Irish Census 2016 & Privacy

I’ve been looking at the 2016 census results with the last few years and there is a great deal of suppression of values for relevant Small Areas. The CSO suppress results or aggregate them depending on the number of people living in a Small Area. If the population is too small and could lead to individuals being identified, the data is suppressed. They are legally required to undertake this exercise under s33 of the Statistics Act, 1993.

I’ve been looking at a selection of variables and after reading this piece on the traveller accommodation crisis by RTÉ I decided to map the percentage travellers per Small Area. I have all this data in a PostGIS database but I’ll quickly run through how to do it without having to use PostGIS. I downloaded the Small Areas shapefile (generalised to 50m) and the CSV of all of the Small Area values from the CSO here. Instead of having to use a spreadsheet or QGIS to manually delete the 802 fields I didn’t need I used the pandas library, the python code below that took 0.3 seconds to run. It opens the relevant CSV and only selects the columns that I need and then strips the first 7 characters from the ‘GEOGID’ string as these are not needed for the join I’ll do in QGIS later.

import pandas as pd, time

start = time.time()
df = pd.read_csv('SAPS2016_SA2017.csv', usecols=['GUID', 'GEOGID', 'GEOGDESC', 'T1_1AGETT','T2_2WIT'])

df.GEOGID.apply(str)

df['GEOGID'] = df['GEOGID'].str[7:]

df.to_csv('SAPS2016_SA2017_New_GEOGID.csv')
end = time.time()
print(end - start)

I then opened the shapefile in QGIS, imported the CSV and joined them. This was  subsequently exported to a GeoPackage and I used GDAL’s ogr2ogr library to convert it to a GeoJSON in order to upload it to Carto.

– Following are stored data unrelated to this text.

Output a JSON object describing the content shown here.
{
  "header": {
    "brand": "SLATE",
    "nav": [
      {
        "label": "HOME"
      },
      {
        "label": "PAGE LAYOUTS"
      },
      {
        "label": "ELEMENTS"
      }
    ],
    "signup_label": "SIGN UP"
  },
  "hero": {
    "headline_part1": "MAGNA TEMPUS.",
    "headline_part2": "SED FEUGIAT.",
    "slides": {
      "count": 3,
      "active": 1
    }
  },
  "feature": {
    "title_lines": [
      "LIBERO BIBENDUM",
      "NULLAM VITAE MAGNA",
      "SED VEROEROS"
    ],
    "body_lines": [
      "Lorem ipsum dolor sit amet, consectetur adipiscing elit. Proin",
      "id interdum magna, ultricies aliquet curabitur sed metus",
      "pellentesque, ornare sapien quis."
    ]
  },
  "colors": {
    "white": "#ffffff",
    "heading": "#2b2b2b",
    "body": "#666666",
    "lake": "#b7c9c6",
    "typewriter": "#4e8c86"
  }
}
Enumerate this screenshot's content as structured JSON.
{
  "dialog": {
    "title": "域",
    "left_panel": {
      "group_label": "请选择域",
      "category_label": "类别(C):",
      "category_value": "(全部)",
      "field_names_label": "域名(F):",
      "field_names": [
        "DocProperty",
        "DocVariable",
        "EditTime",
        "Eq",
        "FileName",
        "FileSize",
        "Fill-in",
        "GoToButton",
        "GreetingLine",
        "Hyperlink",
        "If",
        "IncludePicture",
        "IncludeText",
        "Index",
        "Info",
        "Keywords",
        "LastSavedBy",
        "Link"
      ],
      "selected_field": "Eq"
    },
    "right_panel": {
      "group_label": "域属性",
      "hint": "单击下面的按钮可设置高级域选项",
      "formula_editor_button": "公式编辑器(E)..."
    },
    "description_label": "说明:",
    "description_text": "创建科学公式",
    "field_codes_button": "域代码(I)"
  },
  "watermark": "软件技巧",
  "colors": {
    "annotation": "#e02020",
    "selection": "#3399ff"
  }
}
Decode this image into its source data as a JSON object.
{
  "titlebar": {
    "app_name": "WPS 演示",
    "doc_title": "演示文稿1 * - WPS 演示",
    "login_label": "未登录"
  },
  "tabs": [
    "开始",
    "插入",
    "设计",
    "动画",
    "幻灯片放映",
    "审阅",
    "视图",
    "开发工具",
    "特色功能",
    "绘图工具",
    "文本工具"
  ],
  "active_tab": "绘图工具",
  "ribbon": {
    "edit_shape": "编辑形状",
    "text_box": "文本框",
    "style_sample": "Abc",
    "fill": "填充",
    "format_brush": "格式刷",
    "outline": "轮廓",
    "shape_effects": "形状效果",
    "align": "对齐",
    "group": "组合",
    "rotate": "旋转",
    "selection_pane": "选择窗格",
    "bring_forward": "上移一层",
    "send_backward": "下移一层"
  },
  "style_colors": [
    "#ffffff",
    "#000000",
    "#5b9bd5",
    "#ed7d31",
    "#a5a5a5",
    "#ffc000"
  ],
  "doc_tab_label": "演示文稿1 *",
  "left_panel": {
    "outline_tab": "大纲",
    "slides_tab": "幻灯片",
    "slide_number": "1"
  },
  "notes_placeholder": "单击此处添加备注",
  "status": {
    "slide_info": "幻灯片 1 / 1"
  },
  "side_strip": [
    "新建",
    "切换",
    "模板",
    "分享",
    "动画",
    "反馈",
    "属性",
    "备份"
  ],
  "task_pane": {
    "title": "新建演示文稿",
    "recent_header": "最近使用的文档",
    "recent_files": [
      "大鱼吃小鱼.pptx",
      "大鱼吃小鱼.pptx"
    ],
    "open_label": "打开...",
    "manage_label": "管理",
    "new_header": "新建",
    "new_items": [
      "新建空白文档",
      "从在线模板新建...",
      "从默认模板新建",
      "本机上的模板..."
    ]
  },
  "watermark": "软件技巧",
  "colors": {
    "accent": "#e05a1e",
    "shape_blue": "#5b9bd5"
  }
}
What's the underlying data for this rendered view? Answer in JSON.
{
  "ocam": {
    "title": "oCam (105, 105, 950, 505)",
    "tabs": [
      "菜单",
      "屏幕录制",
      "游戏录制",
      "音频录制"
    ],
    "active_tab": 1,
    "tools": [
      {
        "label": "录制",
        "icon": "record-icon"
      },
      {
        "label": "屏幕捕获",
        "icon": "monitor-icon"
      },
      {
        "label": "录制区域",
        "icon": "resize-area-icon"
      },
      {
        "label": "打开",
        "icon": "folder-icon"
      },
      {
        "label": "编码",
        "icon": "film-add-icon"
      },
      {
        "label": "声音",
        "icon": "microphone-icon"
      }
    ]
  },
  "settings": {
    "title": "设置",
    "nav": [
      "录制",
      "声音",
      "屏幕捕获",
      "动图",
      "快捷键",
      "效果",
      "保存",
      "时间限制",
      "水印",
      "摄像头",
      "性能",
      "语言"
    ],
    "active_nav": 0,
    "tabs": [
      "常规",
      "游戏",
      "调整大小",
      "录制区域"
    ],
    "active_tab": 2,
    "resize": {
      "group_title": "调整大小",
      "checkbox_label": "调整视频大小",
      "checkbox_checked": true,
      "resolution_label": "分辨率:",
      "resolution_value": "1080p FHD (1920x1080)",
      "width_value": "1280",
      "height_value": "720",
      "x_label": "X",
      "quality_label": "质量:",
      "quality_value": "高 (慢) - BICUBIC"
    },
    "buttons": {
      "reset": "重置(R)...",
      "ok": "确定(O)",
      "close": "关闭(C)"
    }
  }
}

ogr2ogr command to convert to GeoJSON
ogr2ogr command to convert to GeoJSON

Below is the resultant map with some formatting of headings undertaken to make it more legible. You can make it full screen using the button on the left. What struck me about this was how with a small amount of work it was very easy to visualise accurately the resident locations of one of the most vulnerable groups of society. Obviously this information is useful to local governments, state government agencies, NGOs and so forth but I question whether this data should been available to the general public regardless of it being aggregated to the Small Area geography.